The Tiger of Eschnapur
A Spanish-language critical journal with a robust presence online and in print, Lumière obliquely outlines its editorial bent in a short essay praising Fritz Lang’s The Tiger of Eschnapur and The Indian Tomb as “the only blockbusters that aren’t blockbusters… The producer really wanted to make a golden calf. And Fritz Lang made a film.” Which is to say: Lumière gives the overused term termite art fresh meaning. Overseen by editor Francisco Algarín Navarro, the largely self-financed publication looks at cinema’s past and present with fresh eyes.
Fully embracing the expansive space available on the Web, Lumière’s site offers exhaustive multimedia symposiums on filmmakers ranging from Allan Dwan to Manoel de Oliveira. (Its print issues are available to read online with Issuu.) At 462 pages, the Dwan dossier, available in English thanks to its guest editors David Phelps and Gina Telaroli, is more like a book. Even more impressive is the “Straub-Huillet International,” which has its own sub-website, split into “texts” (essays by a variety of contributors) and “documents” (clips and notes).
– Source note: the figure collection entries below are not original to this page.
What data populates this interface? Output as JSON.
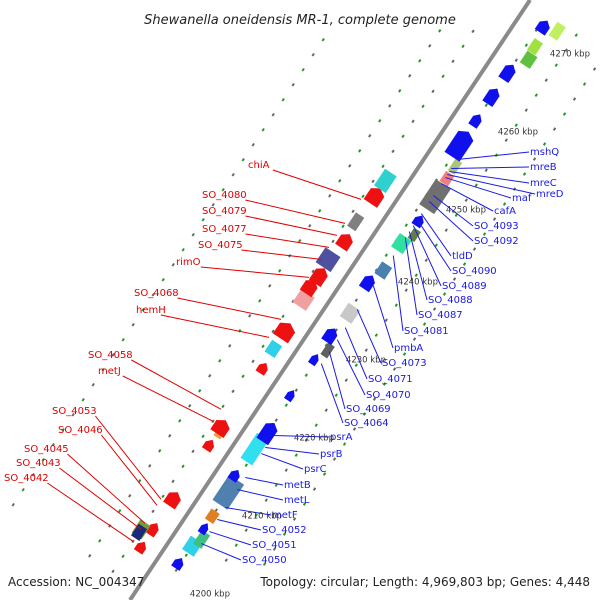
{
  "title": "Shewanella oneidensis MR-1, complete genome",
  "accession": "Accession: NC_004347",
  "summary": "Topology: circular; Length: 4,969,803 bp; Genes: 4,448",
  "kbp_labels": [
    "4200 kbp",
    "4210 kbp",
    "4220 kbp",
    "4230 kbp",
    "4240 kbp",
    "4250 kbp",
    "4260 kbp",
    "4270 kbp"
  ],
  "left_labels": [
    "chiA",
    "SO_4080",
    "SO_4079",
    "SO_4077",
    "SO_4075",
    "rimO",
    "SO_4068",
    "hemH",
    "SO_4058",
    "metJ",
    "SO_4053",
    "SO_4046",
    "SO_4045",
    "SO_4043",
    "SO_4042"
  ],
  "right_labels": [
    "mshQ",
    "mreB",
    "mreC",
    "maf",
    "mreD",
    "cafA",
    "SO_4093",
    "SO_4092",
    "tldD",
    "SO_4090",
    "SO_4089",
    "SO_4088",
    "SO_4087",
    "SO_4081",
    "pmbA",
    "SO_4073",
    "SO_4071",
    "SO_4070",
    "SO_4069",
    "SO_4064",
    "psrA",
    "psrB",
    "psrC",
    "metB",
    "metL",
    "metF",
    "SO_4052",
    "SO_4051",
    "SO_4050"
  ],
  "colors": {
    "forward_strand": "#ee1111",
    "reverse_strand": "#1010ee",
    "backbone": "#888888",
    "left_label": "#e00000",
    "right_label": "#1a1ae6"
  }
}
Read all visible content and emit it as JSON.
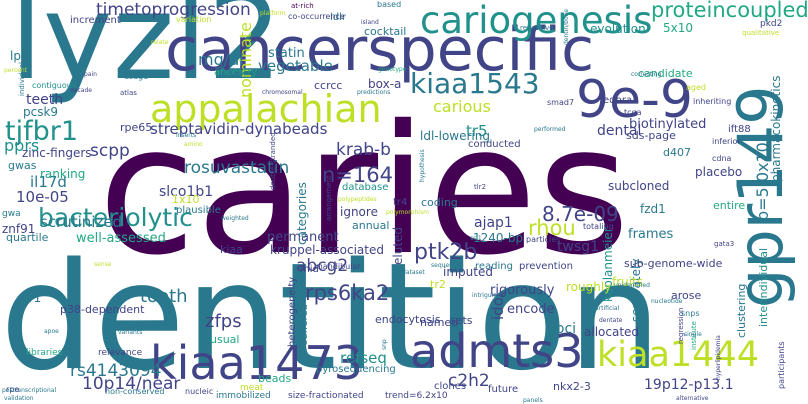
{
  "palette": {
    "dark_purple": "#440154",
    "indigo": "#414487",
    "steel_blue": "#2a788e",
    "teal": "#21918c",
    "green": "#22a884",
    "light_green": "#7ad151",
    "yellow_green": "#bddf26"
  },
  "words": [
    "caries",
    "dentition",
    "lyzl2",
    "cancerspecific",
    "gpr149",
    "9e-9",
    "appalachian",
    "cariogenesis",
    "kiaa1543",
    "kiaa1473",
    "admts3",
    "kiaa1444",
    "bacteriolytic",
    "tjfbr1",
    "proteincoupled",
    "timetoprogression",
    "nominate",
    "p=5.0x10",
    "mg/dl",
    "vegetable",
    "statin",
    "rosuvastatin",
    "streptavidin-dynabeads",
    "krab-b",
    "n=164",
    "8.7e-09",
    "rhou",
    "ptk2b",
    "rps6ka2",
    "abcg2",
    "tooth",
    "zfps",
    "10p14/near",
    "rs4143094",
    "c2h2",
    "refseq",
    "19p12-p13.1",
    "scpp",
    "il17d",
    "10e-05",
    "tr5",
    "carious",
    "dental",
    "biotinylated",
    "ldl-lowering",
    "5x10",
    "evolution",
    "cocktail",
    "candidate",
    "pharmacokinetics",
    "kaplanmeier",
    "fzd1",
    "sds-page",
    "d407",
    "placebo",
    "subcloned",
    "entire",
    "twsg1",
    "frames",
    "ajap1",
    "1240-bp",
    "slco1b1",
    "box-a",
    "ccrcc",
    "teeth",
    "pcsk9",
    "rpe65",
    "lpa",
    "increment",
    "contiguous",
    "ancestry",
    "variation",
    "ranking",
    "gwas",
    "zinc-fingers",
    "pprs",
    "scrutinized",
    "znf91",
    "quartile",
    "well-assessed",
    "kiaa",
    "permanent",
    "kruppel-associated",
    "eluted",
    "annual",
    "ignore",
    "categories",
    "1x10",
    "plausible",
    "coding",
    "database",
    "tr4",
    "tr2",
    "idol",
    "encode",
    "rigorously",
    "imputed",
    "mid",
    "heterogeneity",
    "suffered",
    "endocytosis",
    "named",
    "sets",
    "loci",
    "allocated",
    "separately",
    "fruits",
    "sub-genome-wide",
    "interindividual",
    "clustering",
    "arose",
    "tr1",
    "p38-dependent",
    "relevance",
    "usual",
    "libraries",
    "beads",
    "pyrosequencing",
    "immobilized",
    "size-fractionated",
    "trend=6.2x10",
    "nkx2-3",
    "future",
    "clones",
    "meat",
    "non-conserved",
    "nucleic",
    "rpe",
    "ednra",
    "smad7",
    "tcga",
    "aged",
    "ift88",
    "inferior",
    "snps",
    "roughly",
    "reading",
    "prevention",
    "mandibular",
    "conducted",
    "particles",
    "totaling",
    "gwa",
    "ldlr",
    "repetitive",
    "based",
    "pkd2",
    "qualitative",
    "inheriting",
    "at-rich",
    "co-occurrence",
    "platform",
    "individual",
    "relate",
    "percent",
    "pain",
    "decade",
    "usage",
    "atlas",
    "proposed",
    "genotype",
    "predictions",
    "chromosomal",
    "double-stranded",
    "inserts",
    "amino",
    "island",
    "correcting",
    "performed",
    "cdna",
    "gata3",
    "regression",
    "institute",
    "hyperlipidemia",
    "nucleotide",
    "single",
    "artificial",
    "dentate",
    "participants",
    "alternative",
    "hypothesis",
    "panels",
    "sequence",
    "weighted",
    "epidemiological",
    "validation",
    "postranscriptional",
    "apoe",
    "variants",
    "polymorphism",
    "dentin/bone",
    "unidentified",
    "ssl1",
    "arrangement",
    "tlr2",
    "polypeptides",
    "intriguing",
    "snp",
    "dataset",
    "sense"
  ]
}
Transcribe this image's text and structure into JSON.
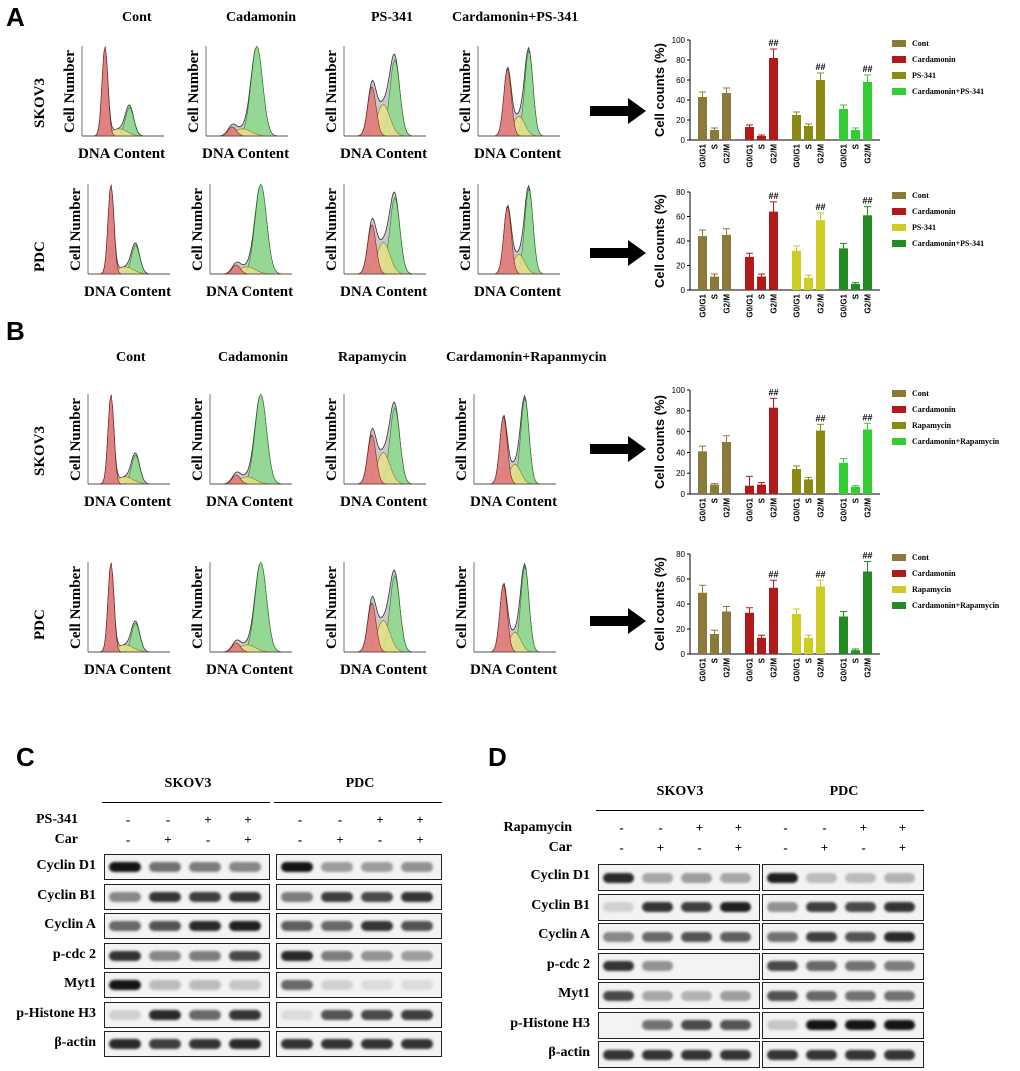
{
  "panels": {
    "A": {
      "label": "A",
      "columns": [
        "Cont",
        "Cadamonin",
        "PS-341",
        "Cardamonin+PS-341"
      ],
      "rows": [
        "SKOV3",
        "PDC"
      ],
      "y_axis_label": "Cell Number",
      "x_axis_label": "DNA Content"
    },
    "B": {
      "label": "B",
      "columns": [
        "Cont",
        "Cadamonin",
        "Rapamycin",
        "Cardamonin+Rapanmycin"
      ],
      "rows": [
        "SKOV3",
        "PDC"
      ],
      "y_axis_label": "Cell Number",
      "x_axis_label": "DNA Content"
    },
    "C": {
      "label": "C",
      "groups": [
        "SKOV3",
        "PDC"
      ],
      "treatments": [
        {
          "name": "PS-341",
          "signs": [
            "-",
            "-",
            "+",
            "+",
            "-",
            "-",
            "+",
            "+"
          ]
        },
        {
          "name": "Car",
          "signs": [
            "-",
            "+",
            "-",
            "+",
            "-",
            "+",
            "-",
            "+"
          ]
        }
      ],
      "proteins": [
        "Cyclin D1",
        "Cyclin B1",
        "Cyclin A",
        "p-cdc 2",
        "Myt1",
        "p-Histone H3",
        "β-actin"
      ],
      "band_levels": [
        [
          1.0,
          0.55,
          0.5,
          0.45,
          1.0,
          0.35,
          0.35,
          0.4
        ],
        [
          0.45,
          0.85,
          0.8,
          0.85,
          0.5,
          0.8,
          0.75,
          0.85
        ],
        [
          0.6,
          0.7,
          0.9,
          0.95,
          0.65,
          0.6,
          0.85,
          0.7
        ],
        [
          0.85,
          0.45,
          0.5,
          0.75,
          0.9,
          0.5,
          0.4,
          0.35
        ],
        [
          1.0,
          0.2,
          0.2,
          0.15,
          0.6,
          0.1,
          0.05,
          0.05
        ],
        [
          0.1,
          0.9,
          0.6,
          0.85,
          0.05,
          0.7,
          0.75,
          0.8
        ],
        [
          0.9,
          0.8,
          0.85,
          0.9,
          0.85,
          0.85,
          0.85,
          0.85
        ]
      ]
    },
    "D": {
      "label": "D",
      "groups": [
        "SKOV3",
        "PDC"
      ],
      "treatments": [
        {
          "name": "Rapamycin",
          "signs": [
            "-",
            "-",
            "+",
            "+",
            "-",
            "-",
            "+",
            "+"
          ]
        },
        {
          "name": "Car",
          "signs": [
            "-",
            "+",
            "-",
            "+",
            "-",
            "+",
            "-",
            "+"
          ]
        }
      ],
      "proteins": [
        "Cyclin D1",
        "Cyclin B1",
        "Cyclin A",
        "p-cdc 2",
        "Myt1",
        "p-Histone H3",
        "β-actin"
      ],
      "band_levels": [
        [
          0.9,
          0.3,
          0.35,
          0.3,
          0.95,
          0.2,
          0.2,
          0.25
        ],
        [
          0.1,
          0.85,
          0.8,
          0.95,
          0.4,
          0.8,
          0.75,
          0.85
        ],
        [
          0.45,
          0.6,
          0.7,
          0.65,
          0.55,
          0.8,
          0.7,
          0.9
        ],
        [
          0.85,
          0.4,
          0.0,
          0.0,
          0.75,
          0.6,
          0.55,
          0.5
        ],
        [
          0.75,
          0.3,
          0.25,
          0.35,
          0.7,
          0.6,
          0.55,
          0.55
        ],
        [
          0.0,
          0.55,
          0.75,
          0.7,
          0.15,
          1.0,
          1.0,
          1.0
        ],
        [
          0.85,
          0.85,
          0.85,
          0.85,
          0.85,
          0.85,
          0.85,
          0.85
        ]
      ]
    }
  },
  "chart_data": [
    {
      "type": "bar",
      "ylabel": "Cell counts (%)",
      "ylim": [
        0,
        100
      ],
      "yticks": [
        0,
        20,
        40,
        60,
        80,
        100
      ],
      "categories": [
        "G0/G1",
        "S",
        "G2/M"
      ],
      "legend_position": "right",
      "series": [
        {
          "name": "Cont",
          "color": "#8b7a3a",
          "values": [
            43,
            10,
            47
          ],
          "errors": [
            5,
            2,
            5
          ],
          "marks": [
            "",
            "",
            ""
          ]
        },
        {
          "name": "Cardamonin",
          "color": "#b01a1a",
          "values": [
            13,
            4,
            82
          ],
          "errors": [
            2,
            1,
            9
          ],
          "marks": [
            "",
            "",
            "##"
          ]
        },
        {
          "name": "PS-341",
          "color": "#8b8a14",
          "values": [
            25,
            14,
            60
          ],
          "errors": [
            3,
            2,
            7
          ],
          "marks": [
            "",
            "",
            "##"
          ]
        },
        {
          "name": "Cardamonin+PS-341",
          "color": "#33cc33",
          "values": [
            31,
            10,
            58
          ],
          "errors": [
            4,
            2,
            7
          ],
          "marks": [
            "",
            "",
            "##"
          ]
        }
      ]
    },
    {
      "type": "bar",
      "ylabel": "Cell counts (%)",
      "ylim": [
        0,
        80
      ],
      "yticks": [
        0,
        20,
        40,
        60,
        80
      ],
      "categories": [
        "G0/G1",
        "S",
        "G2/M"
      ],
      "legend_position": "right",
      "series": [
        {
          "name": "Cont",
          "color": "#8b7a3a",
          "values": [
            44,
            11,
            45
          ],
          "errors": [
            5,
            2,
            5
          ],
          "marks": [
            "",
            "",
            ""
          ]
        },
        {
          "name": "Cardamonin",
          "color": "#b01a1a",
          "values": [
            27,
            11,
            64
          ],
          "errors": [
            3,
            2,
            8
          ],
          "marks": [
            "",
            "",
            "##"
          ]
        },
        {
          "name": "PS-341",
          "color": "#cccc22",
          "values": [
            32,
            10,
            57
          ],
          "errors": [
            4,
            2,
            6
          ],
          "marks": [
            "",
            "",
            "##"
          ]
        },
        {
          "name": "Cardamonin+PS-341",
          "color": "#228b22",
          "values": [
            34,
            5,
            61
          ],
          "errors": [
            4,
            1,
            7
          ],
          "marks": [
            "",
            "",
            "##"
          ]
        }
      ]
    },
    {
      "type": "bar",
      "ylabel": "Cell counts (%)",
      "ylim": [
        0,
        100
      ],
      "yticks": [
        0,
        20,
        40,
        60,
        80,
        100
      ],
      "categories": [
        "G0/G1",
        "S",
        "G2/M"
      ],
      "legend_position": "right",
      "series": [
        {
          "name": "Cont",
          "color": "#8b7a3a",
          "values": [
            41,
            9,
            50
          ],
          "errors": [
            5,
            1,
            6
          ],
          "marks": [
            "",
            "",
            ""
          ]
        },
        {
          "name": "Cardamonin",
          "color": "#b01a1a",
          "values": [
            8,
            9,
            83
          ],
          "errors": [
            9,
            2,
            9
          ],
          "marks": [
            "",
            "",
            "##"
          ]
        },
        {
          "name": "Rapamycin",
          "color": "#8b8a14",
          "values": [
            24,
            14,
            61
          ],
          "errors": [
            3,
            2,
            6
          ],
          "marks": [
            "",
            "",
            "##"
          ]
        },
        {
          "name": "Cardamonin+Rapamycin",
          "color": "#33cc33",
          "values": [
            30,
            7,
            62
          ],
          "errors": [
            4,
            1,
            6
          ],
          "marks": [
            "",
            "",
            "##"
          ]
        }
      ]
    },
    {
      "type": "bar",
      "ylabel": "Cell counts (%)",
      "ylim": [
        0,
        80
      ],
      "yticks": [
        0,
        20,
        40,
        60,
        80
      ],
      "categories": [
        "G0/G1",
        "S",
        "G2/M"
      ],
      "legend_position": "right",
      "series": [
        {
          "name": "Cont",
          "color": "#8b7a3a",
          "values": [
            49,
            16,
            34
          ],
          "errors": [
            6,
            3,
            4
          ],
          "marks": [
            "",
            "",
            ""
          ]
        },
        {
          "name": "Cardamonin",
          "color": "#b01a1a",
          "values": [
            33,
            13,
            53
          ],
          "errors": [
            4,
            2,
            6
          ],
          "marks": [
            "",
            "",
            "##"
          ]
        },
        {
          "name": "Rapamycin",
          "color": "#cccc22",
          "values": [
            32,
            13,
            54
          ],
          "errors": [
            4,
            2,
            5
          ],
          "marks": [
            "",
            "",
            "##"
          ]
        },
        {
          "name": "Cardamonin+Rapamycin",
          "color": "#228b22",
          "values": [
            30,
            3,
            66
          ],
          "errors": [
            4,
            1,
            8
          ],
          "marks": [
            "",
            "",
            "##"
          ]
        }
      ]
    }
  ]
}
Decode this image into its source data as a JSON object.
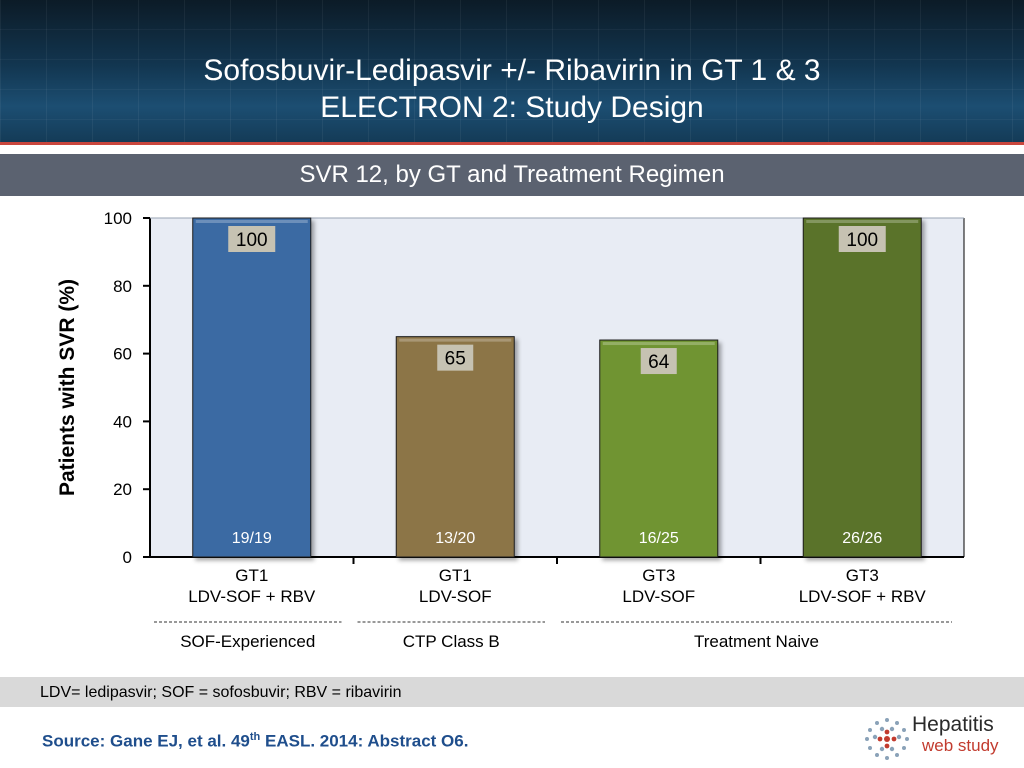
{
  "header": {
    "title_line1": "Sofosbuvir-Ledipasvir +/- Ribavirin in GT 1 & 3",
    "title_line2": "ELECTRON 2: Study Design"
  },
  "subtitle": "SVR 12, by GT and Treatment Regimen",
  "footnote": "LDV= ledipasvir; SOF = sofosbuvir; RBV = ribavirin",
  "source": {
    "prefix": "Source: Gane EJ, et al. 49",
    "sup": "th",
    "suffix": " EASL. 2014: Abstract O6."
  },
  "logo": {
    "brand": "Hepatitis",
    "sub": "web study"
  },
  "colors": {
    "plot_bg": "#e8ecf4",
    "bars": [
      "#3a6aa3",
      "#8c7446",
      "#6f9433",
      "#5a7329"
    ],
    "value_label_bg": "#c6c2b2"
  },
  "chart_data": {
    "type": "bar",
    "ylabel": "Patients with SVR (%)",
    "ylim": [
      0,
      100
    ],
    "yticks": [
      0,
      20,
      40,
      60,
      80,
      100
    ],
    "categories": [
      [
        "GT1",
        "LDV-SOF + RBV"
      ],
      [
        "GT1",
        "LDV-SOF"
      ],
      [
        "GT3",
        "LDV-SOF"
      ],
      [
        "GT3",
        "LDV-SOF + RBV"
      ]
    ],
    "values": [
      100,
      65,
      64,
      100
    ],
    "data_labels": [
      "100",
      "65",
      "64",
      "100"
    ],
    "counts": [
      "19/19",
      "13/20",
      "16/25",
      "26/26"
    ],
    "groups": [
      {
        "label": "SOF-Experienced",
        "categories": [
          0
        ]
      },
      {
        "label": "CTP Class B",
        "categories": [
          1
        ]
      },
      {
        "label": "Treatment Naive",
        "categories": [
          2,
          3
        ]
      }
    ],
    "grid": false
  }
}
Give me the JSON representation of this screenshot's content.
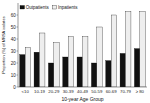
{
  "chart_data": {
    "type": "bar",
    "categories": [
      "<10",
      "10-19",
      "20-29",
      "30-39",
      "40-49",
      "50-59",
      "60-69",
      "70-79",
      "≥ 80"
    ],
    "series": [
      {
        "name": "Outpatients",
        "color": "#111111",
        "values": [
          27,
          29,
          20,
          25,
          25,
          20,
          22,
          28,
          32
        ]
      },
      {
        "name": "Inpatients",
        "color": "#eeeeee",
        "values": [
          33,
          45,
          37,
          42,
          42,
          50,
          60,
          63,
          63
        ]
      }
    ],
    "xlabel": "10-year Age Group",
    "ylabel": "Proportion (%) of MRSA isolates",
    "ylim": [
      0,
      70
    ],
    "yticks": [
      0,
      10,
      20,
      30,
      40,
      50,
      60
    ],
    "legend": "upper left",
    "grid": false
  }
}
The site offers plenty of shorter work as well, such as festival coverage, and videos, which take the form of one-on-one interviews (Marcel Hanoun, Mia Hansen-Løve) or film clips intercut with onstage Q&As (Werner Schroeter, Jonas Mekas). With its gallery-like approach to Web design—images, still or moving, are cleanly laid out against an expansive white background—the five minutes or five hours that you lose to Lumière is time well spent.